Dopo la disfatta di Caporetto la giovane fu inviata presso l’ospedale civile della città di Udine dove si prodigò nell’assistere premurosamente i feriti, sia civili che militari. In una realtà in cui sembrava svanire ogni fiducia nella capacità delle persone di provare sentimenti di amore e di umanità, i bambini riuscivano ancora a infondere nei cuori il coraggio di andare avanti. Nonostante le stragi, le macerie e le ferite i fanciulli conservavano una forte gioia di vivere, un vivido entusiasmo e una grande bontà e, grazie al loro sorriso dolce e innocente, risorgeva la speranza di una possibile, migliore alba per l’umanità in frantumi.
Nel 1918, anno in cui il sanguinoso conflitto mondiale stava per giungere al termine, la ragazza fu trasferita presso l’istituto scolastico “Dante Alighieri” per l’occasione trasformato in ospedale dove venivano portate persone affette da malattie infettive.
Cristina, come una stella sfolgorante, illuminava, con lo splendore della sua bontà e delle sue amorevoli cure, quei malati abbandonati alla loro solitudine e alle loro sofferenze. Aveva una straordinaria capacità di dare conforto e serenità a quelle persone senza speranza e, in modo particolare, infondeva loro la fiducia in una esistenza migliore dopo la morte.
Nei primi anni del dopoguerra la giovane donna ormai divenuta una persona matura in seguito alla drammatica esperienza dell’orrido conflitto, trascorreva le sue giornate studiando e assistendo i malati negli ospedali.

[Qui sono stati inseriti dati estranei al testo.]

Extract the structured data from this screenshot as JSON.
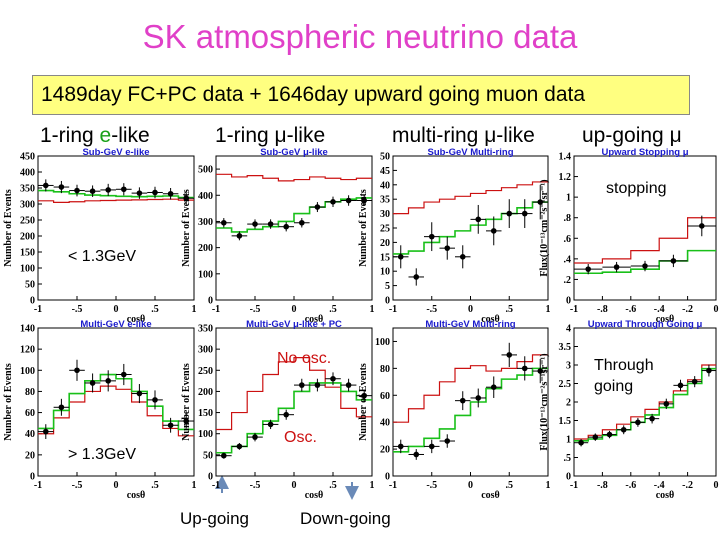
{
  "title": "SK atmospheric neutrino data",
  "subtitle": "1489day FC+PC data + 1646day upward going muon data",
  "columns": [
    {
      "pre": "1-ring ",
      "em": "e",
      "post": "-like"
    },
    {
      "pre": "1-ring ",
      "em": "μ",
      "post": "-like"
    },
    {
      "pre": "multi-ring ",
      "em": "μ",
      "post": "-like"
    },
    {
      "pre": "up-going ",
      "em": "μ",
      "post": ""
    }
  ],
  "annotations": {
    "low_energy": "< 1.3GeV",
    "high_energy": "> 1.3GeV",
    "stopping": "stopping",
    "through_going": "Through going",
    "no_osc": "No osc.",
    "osc": "Osc.",
    "up_going": "Up-going",
    "down_going": "Down-going"
  },
  "colors": {
    "title": "#e040c8",
    "subtitle_bg": "#ffff80",
    "no_osc": "#cc1111",
    "osc": "#19c019",
    "panel_title": "#1a1acc",
    "data": "#000000"
  },
  "chart_data": [
    {
      "id": "p11",
      "type": "bar",
      "title": "Sub-GeV e-like",
      "xlabel": "cosθ",
      "ylabel": "Number of Events",
      "xlim": [
        -1,
        1
      ],
      "ylim": [
        0,
        450
      ],
      "yticks": [
        0,
        50,
        100,
        150,
        200,
        250,
        300,
        350,
        400,
        450
      ],
      "xticks": [
        -1,
        -0.5,
        0,
        0.5,
        1
      ],
      "bins": 10,
      "series": [
        {
          "name": "No osc.",
          "values": [
            310,
            305,
            307,
            310,
            311,
            312,
            313,
            314,
            315,
            312
          ]
        },
        {
          "name": "Osc.",
          "values": [
            342,
            338,
            332,
            328,
            326,
            324,
            323,
            324,
            325,
            320
          ]
        },
        {
          "name": "Data",
          "values": [
            358,
            353,
            342,
            340,
            344,
            346,
            334,
            336,
            332,
            318
          ],
          "errors": [
            19,
            19,
            18,
            18,
            19,
            19,
            18,
            18,
            18,
            18
          ]
        }
      ]
    },
    {
      "id": "p12",
      "type": "bar",
      "title": "Sub-GeV μ-like",
      "xlabel": "cosθ",
      "ylabel": "Number of Events",
      "xlim": [
        -1,
        1
      ],
      "ylim": [
        0,
        550
      ],
      "yticks": [
        0,
        100,
        200,
        300,
        400,
        500
      ],
      "xticks": [
        -1,
        -0.5,
        0,
        0.5,
        1
      ],
      "bins": 10,
      "series": [
        {
          "name": "No osc.",
          "values": [
            480,
            470,
            475,
            465,
            455,
            460,
            470,
            465,
            460,
            465
          ]
        },
        {
          "name": "Osc.",
          "values": [
            275,
            260,
            270,
            280,
            300,
            330,
            355,
            375,
            385,
            390
          ]
        },
        {
          "name": "Data",
          "values": [
            295,
            245,
            290,
            290,
            280,
            295,
            355,
            375,
            380,
            380
          ],
          "errors": [
            18,
            17,
            18,
            18,
            18,
            18,
            19,
            20,
            20,
            20
          ]
        }
      ]
    },
    {
      "id": "p13",
      "type": "bar",
      "title": "Sub-GeV Multi-ring",
      "xlabel": "cosθ",
      "ylabel": "Number of Events",
      "xlim": [
        -1,
        1
      ],
      "ylim": [
        0,
        50
      ],
      "yticks": [
        0,
        5,
        10,
        15,
        20,
        25,
        30,
        35,
        40,
        45,
        50
      ],
      "xticks": [
        -1,
        -0.5,
        0,
        0.5,
        1
      ],
      "bins": 10,
      "series": [
        {
          "name": "No osc.",
          "values": [
            30,
            32,
            34,
            35,
            36,
            37,
            38,
            39,
            40,
            41
          ]
        },
        {
          "name": "Osc.",
          "values": [
            16,
            17,
            20,
            22,
            24,
            26,
            28,
            30,
            32,
            34
          ]
        },
        {
          "name": "Data",
          "values": [
            15,
            8,
            22,
            18,
            15,
            28,
            24,
            30,
            30,
            34
          ],
          "errors": [
            4,
            3,
            5,
            4,
            4,
            5,
            5,
            5,
            5,
            6
          ]
        }
      ]
    },
    {
      "id": "p14",
      "type": "bar",
      "title": "Upward Stopping μ",
      "xlabel": "cosθ",
      "ylabel": "Flux(10⁻¹³cm⁻²s⁻¹sr⁻¹)",
      "xlim": [
        -1,
        0
      ],
      "ylim": [
        0,
        1.4
      ],
      "yticks": [
        0,
        0.2,
        0.4,
        0.6,
        0.8,
        1,
        1.2,
        1.4
      ],
      "xticks": [
        -1,
        -0.8,
        -0.6,
        -0.4,
        -0.2,
        0
      ],
      "bins": 5,
      "series": [
        {
          "name": "No osc.",
          "values": [
            0.36,
            0.4,
            0.48,
            0.6,
            0.8
          ]
        },
        {
          "name": "Osc.",
          "values": [
            0.26,
            0.27,
            0.3,
            0.38,
            0.48
          ]
        },
        {
          "name": "Data",
          "values": [
            0.3,
            0.32,
            0.33,
            0.38,
            0.72
          ],
          "errors": [
            0.05,
            0.05,
            0.05,
            0.06,
            0.1
          ]
        }
      ]
    },
    {
      "id": "p21",
      "type": "bar",
      "title": "Multi-GeV e-like",
      "xlabel": "cosθ",
      "ylabel": "Number of Events",
      "xlim": [
        -1,
        1
      ],
      "ylim": [
        0,
        140
      ],
      "yticks": [
        0,
        20,
        40,
        60,
        80,
        100,
        120,
        140
      ],
      "xticks": [
        -1,
        -0.5,
        0,
        0.5,
        1
      ],
      "bins": 10,
      "series": [
        {
          "name": "No osc.",
          "values": [
            40,
            55,
            70,
            80,
            85,
            82,
            70,
            57,
            45,
            38
          ]
        },
        {
          "name": "Osc.",
          "values": [
            45,
            62,
            78,
            90,
            96,
            92,
            80,
            66,
            52,
            44
          ]
        },
        {
          "name": "Data",
          "values": [
            42,
            65,
            100,
            88,
            90,
            96,
            78,
            72,
            48,
            52
          ],
          "errors": [
            7,
            8,
            10,
            9,
            10,
            10,
            9,
            9,
            7,
            7
          ]
        }
      ]
    },
    {
      "id": "p22",
      "type": "bar",
      "title": "Multi-GeV μ-like + PC",
      "xlabel": "cosθ",
      "ylabel": "Number of Events",
      "xlim": [
        -1,
        1
      ],
      "ylim": [
        0,
        350
      ],
      "yticks": [
        0,
        50,
        100,
        150,
        200,
        250,
        300,
        350
      ],
      "xticks": [
        -1,
        -0.5,
        0,
        0.5,
        1
      ],
      "bins": 10,
      "series": [
        {
          "name": "No osc.",
          "values": [
            110,
            150,
            200,
            240,
            270,
            280,
            250,
            210,
            160,
            140
          ]
        },
        {
          "name": "Osc.",
          "values": [
            55,
            70,
            100,
            130,
            160,
            200,
            220,
            220,
            200,
            180
          ]
        },
        {
          "name": "Data",
          "values": [
            48,
            70,
            92,
            122,
            145,
            215,
            215,
            230,
            215,
            190
          ],
          "errors": [
            7,
            8,
            10,
            11,
            12,
            15,
            15,
            15,
            15,
            14
          ]
        }
      ]
    },
    {
      "id": "p23",
      "type": "bar",
      "title": "Multi-GeV Multi-ring",
      "xlabel": "cosθ",
      "ylabel": "Number of Events",
      "xlim": [
        -1,
        1
      ],
      "ylim": [
        0,
        110
      ],
      "yticks": [
        0,
        20,
        40,
        60,
        80,
        100
      ],
      "xticks": [
        -1,
        -0.5,
        0,
        0.5,
        1
      ],
      "bins": 10,
      "series": [
        {
          "name": "No osc.",
          "values": [
            40,
            50,
            60,
            70,
            80,
            82,
            78,
            80,
            85,
            90
          ]
        },
        {
          "name": "Osc.",
          "values": [
            18,
            22,
            28,
            35,
            45,
            55,
            65,
            72,
            75,
            80
          ]
        },
        {
          "name": "Data",
          "values": [
            22,
            16,
            22,
            26,
            56,
            58,
            66,
            90,
            80,
            78
          ],
          "errors": [
            5,
            4,
            5,
            5,
            7,
            7,
            8,
            9,
            9,
            9
          ]
        }
      ]
    },
    {
      "id": "p24",
      "type": "bar",
      "title": "Upward Through Going μ",
      "xlabel": "cosθ",
      "ylabel": "Flux(10⁻¹³cm⁻²s⁻¹sr⁻¹)",
      "xlim": [
        -1,
        0
      ],
      "ylim": [
        0,
        4
      ],
      "yticks": [
        0,
        0.5,
        1,
        1.5,
        2,
        2.5,
        3,
        3.5,
        4
      ],
      "xticks": [
        -1,
        -0.8,
        -0.6,
        -0.4,
        -0.2,
        0
      ],
      "bins": 10,
      "series": [
        {
          "name": "No osc.",
          "values": [
            1.0,
            1.1,
            1.25,
            1.4,
            1.6,
            1.8,
            2.0,
            2.3,
            2.6,
            3.0
          ]
        },
        {
          "name": "Osc.",
          "values": [
            0.95,
            1.0,
            1.1,
            1.25,
            1.45,
            1.65,
            1.85,
            2.2,
            2.5,
            2.9
          ]
        },
        {
          "name": "Data",
          "values": [
            0.9,
            1.05,
            1.12,
            1.25,
            1.45,
            1.55,
            1.95,
            2.45,
            2.55,
            2.85
          ],
          "errors": [
            0.1,
            0.1,
            0.1,
            0.12,
            0.12,
            0.13,
            0.14,
            0.15,
            0.15,
            0.16
          ]
        }
      ]
    }
  ]
}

Questa dolce, intensa luce, dopo aver rischiarato nella sua città natale e sul fronte di guerra, con il suo esempio gli anni oscuri della Prima guerra mondiale e, dopo aver donato a tanti cuori la gioia del sorriso e della speranza, stava per giungere al suo tramonto. Dopo circa due anni dalla fine del tragico conflitto Cristina si ammalò di tifo e, nel giro di pochi mesi, si spense come una lampada che ormai aveva finito di risplendere. Tutti coloro che erano stati aiutati e assistiti da lei si recarono alla sua villa per darle l’estremo saluto e per vedere un’ultima volta quella splendida giovane che giaceva nel suo letto, calma e serena, col suo dolce sorriso disegnato sul viso.
Il 15 settembre 1920 questo meraviglioso angelo, che aveva brillato in terra per il suo candore e per il suo amore verso il prossimo, partiva dal mondo. Aveva lasciato un ricordo indelebile nei cuori che ebbero la fortuna di incontrarla; grazie al suo ammirabile comportamento aveva insegnato che la barbarie e la violenza non avrebbero mai potuto spegnere completamente i sentimenti di umanit à, amore e solidarietà fraterna; in una piccola parte di umanità sarebbero rimasti per sempre.